Temuan Penelitian: Korelasi Positif
Hasil penelitian pada salah satu SMP inklusi dengan pendekatan iklim sekolah Islami menunjukkan adanya hubungan positif antara iklim sekolah Islami dengan tingkat penerimaan sosial siswa reguler terhadap siswa disabilitas. Iklim sekolah Islami memengaruhi penerimaan sosial sebesar 13,2%, yang berarti bahwa semakin kuat nilai-nilai Islami yang diinternalisasi dalam kehidupan sekolah, maka semakin tinggi pula tingkat penerimaan sosial yang ditunjukkan siswa reguler.
Meskipun angka kontribusinya tidak sepenuhnya dominan, temuan ini menegaskan bahwa faktor nilai dan budaya sekolah memberikan pengaruh nyata terhadap kualitas interaksi sosial di ruang kelas inklusi. Oleh karena itu, membangun iklim sekolah Islami bukan hanya menjadi tanggung jawab kepala sekolah atau guru agama, tetapi merupakan agenda kolektif seluruh civitas akademika.
Implikasi dan Rekomendasi
Implikasi dari penelitian ini sangat relevan untuk pengembangan kurikulum dan kebijakan sekolah inklusi. Penerapan nilai-nilai Islami dalam kehidupan sehari-hari di sekolah dapat menjadi salah satu strategi untuk menumbuhkan empati, solidaritas, dan penerimaan sosial terhadap keberagaman.

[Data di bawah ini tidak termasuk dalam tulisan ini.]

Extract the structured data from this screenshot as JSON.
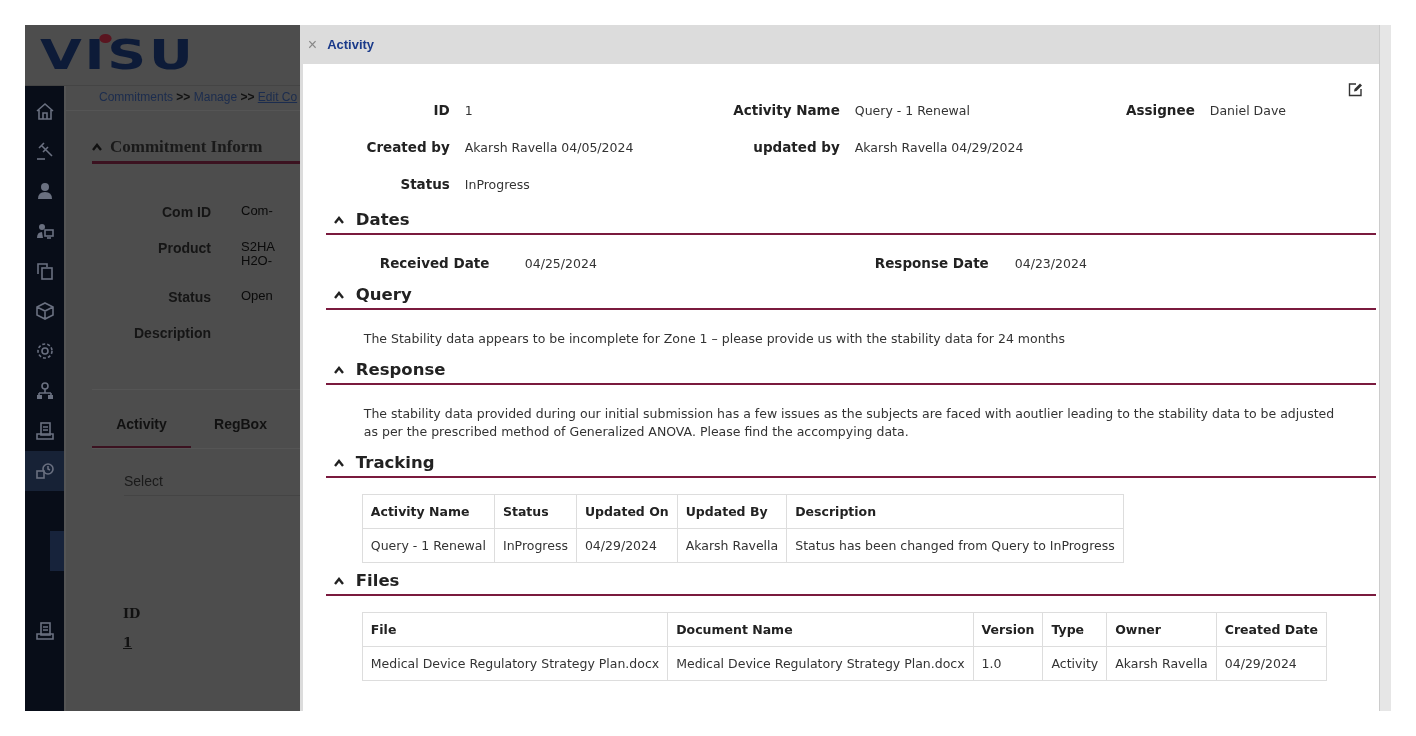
{
  "app": {
    "logo": "VISU",
    "sidebar": [
      {
        "kind": "home",
        "selected": false
      },
      {
        "kind": "gavel",
        "selected": false
      },
      {
        "kind": "user",
        "selected": false
      },
      {
        "kind": "usermonitor",
        "selected": false
      },
      {
        "kind": "copy",
        "selected": false
      },
      {
        "kind": "cube",
        "selected": false
      },
      {
        "kind": "gear",
        "selected": false
      },
      {
        "kind": "network",
        "selected": false
      },
      {
        "kind": "document",
        "selected": false
      },
      {
        "kind": "clock",
        "selected": true
      }
    ],
    "sidebar_bottom": [
      {
        "kind": "document",
        "selected": false
      }
    ],
    "breadcrumb": [
      {
        "kind": "link",
        "text": "Commitments"
      },
      {
        "kind": "sep",
        "text": ">>"
      },
      {
        "kind": "link",
        "text": "Manage"
      },
      {
        "kind": "sep",
        "text": ">>"
      },
      {
        "kind": "current",
        "text": "Edit Co"
      }
    ],
    "section_title": "Commitment Inform",
    "fields": [
      {
        "label": "Com ID",
        "value": "Com-"
      },
      {
        "label": "Product",
        "value": "S2HA\nH2O-"
      },
      {
        "label": "Status",
        "value": "Open"
      },
      {
        "label": "Description"
      }
    ],
    "tabs": [
      {
        "label": "Activity",
        "selected": true
      },
      {
        "label": "RegBox",
        "selected": false
      }
    ],
    "select": {
      "placeholder": "Select"
    },
    "table": {
      "columns": [
        "ID"
      ],
      "rows": [
        [
          "1"
        ]
      ]
    }
  },
  "modal": {
    "close": "×",
    "title": "Activity",
    "info": [
      [
        {
          "label": "ID",
          "value": "1"
        },
        {
          "label": "Activity Name",
          "value": "Query - 1 Renewal"
        },
        {
          "label": "Assignee",
          "value": "Daniel Dave"
        }
      ],
      [
        {
          "label": "Created by",
          "value": "Akarsh Ravella 04/05/2024"
        },
        {
          "label": "updated by",
          "value": "Akarsh Ravella 04/29/2024"
        }
      ],
      [
        {
          "label": "Status",
          "value": "InProgress"
        }
      ]
    ],
    "sections": [
      {
        "kind": "fields",
        "title": "Dates",
        "fields": [
          {
            "label": "Received Date",
            "value": "04/25/2024"
          },
          {
            "label": "Response Date",
            "value": "04/23/2024"
          }
        ]
      },
      {
        "kind": "text",
        "title": "Query",
        "text": "The Stability data appears to be incomplete for Zone 1 – please provide us with the stability data for 24 months"
      },
      {
        "kind": "text",
        "title": "Response",
        "text": "The stability data provided during our initial submission has a few issues as the subjects are faced with aoutlier leading to the stability data to be adjusted as per the prescribed method of Generalized ANOVA. Please find the accompying data."
      },
      {
        "kind": "table",
        "title": "Tracking",
        "columns": [
          "Activity Name",
          "Status",
          "Updated On",
          "Updated By",
          "Description"
        ],
        "rows": [
          [
            "Query - 1 Renewal",
            "InProgress",
            "04/29/2024",
            "Akarsh Ravella",
            "Status has been changed from Query to InProgress"
          ]
        ]
      },
      {
        "kind": "table",
        "title": "Files",
        "columns": [
          "File",
          "Document Name",
          "Version",
          "Type",
          "Owner",
          "Created Date"
        ],
        "rows": [
          [
            "Medical Device Regulatory Strategy Plan.docx",
            "Medical Device Regulatory Strategy Plan.docx",
            "1.0",
            "Activity",
            "Akarsh Ravella",
            "04/29/2024"
          ]
        ]
      }
    ]
  }
}
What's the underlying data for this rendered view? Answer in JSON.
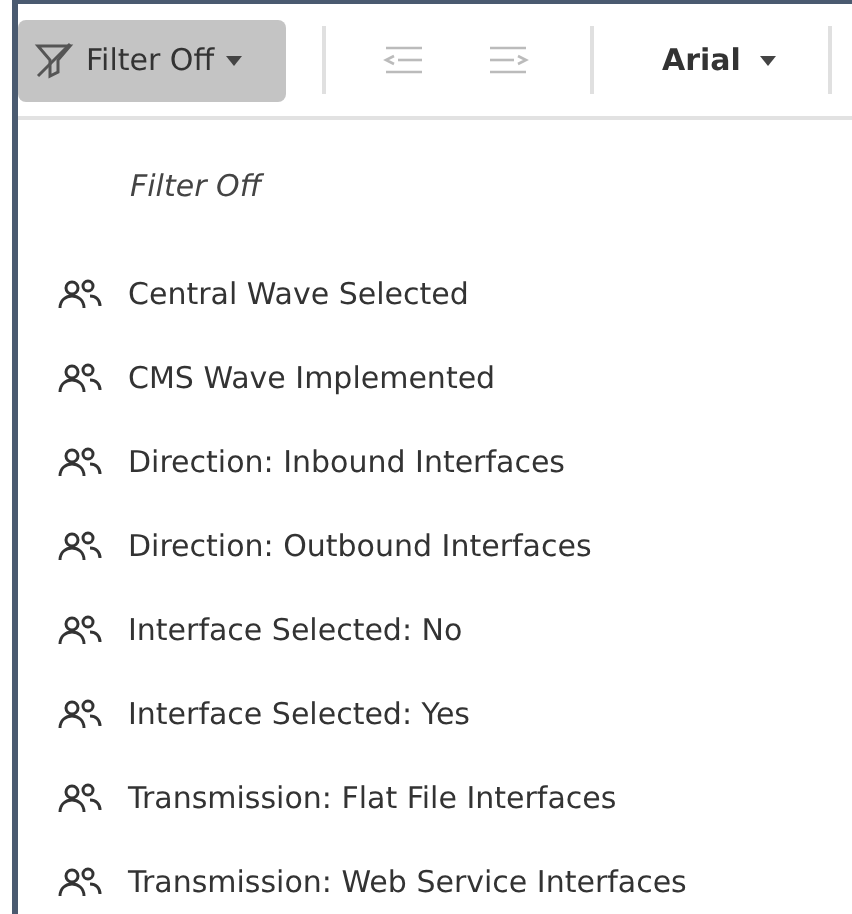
{
  "toolbar": {
    "filter_button": {
      "label": "Filter Off",
      "pressed": true
    },
    "indent_buttons": [
      {
        "kind": "outdent",
        "disabled": true
      },
      {
        "kind": "indent",
        "disabled": true
      }
    ],
    "font_select": {
      "value": "Arial"
    }
  },
  "menu": {
    "header": "Filter Off",
    "items": [
      {
        "label": "Central Wave Selected"
      },
      {
        "label": "CMS Wave Implemented"
      },
      {
        "label": "Direction: Inbound Interfaces"
      },
      {
        "label": "Direction: Outbound Interfaces"
      },
      {
        "label": "Interface Selected: No"
      },
      {
        "label": "Interface Selected: Yes"
      },
      {
        "label": "Transmission: Flat File Interfaces"
      },
      {
        "label": "Transmission: Web Service Interfaces"
      }
    ]
  }
}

Beberapa rekomendasi yang dapat ditarik adalah:
Kesimpulan
Iklim sekolah Islami terbukti memiliki kontribusi positif terhadap penerimaan sosial siswa reguler kepada siswa disabilitas di sekolah inklusi. Dengan membangun budaya sekolah yang berakar pada nilai keimanan, keadilan, tanggung jawab, dan solidaritas, sekolah dapat menjadi ruang yang aman, ramah, dan membangun bagi semua peserta didik, tanpa terkecuali. Penerimaan sosial bukanlah hasil instan, melainkan buah dari lingkungan yang menghargai perbedaan dan menjadikannya sebagai kekuatan kolektif dalam membangun masa depan pendidikan yang inklusif dan bermakna.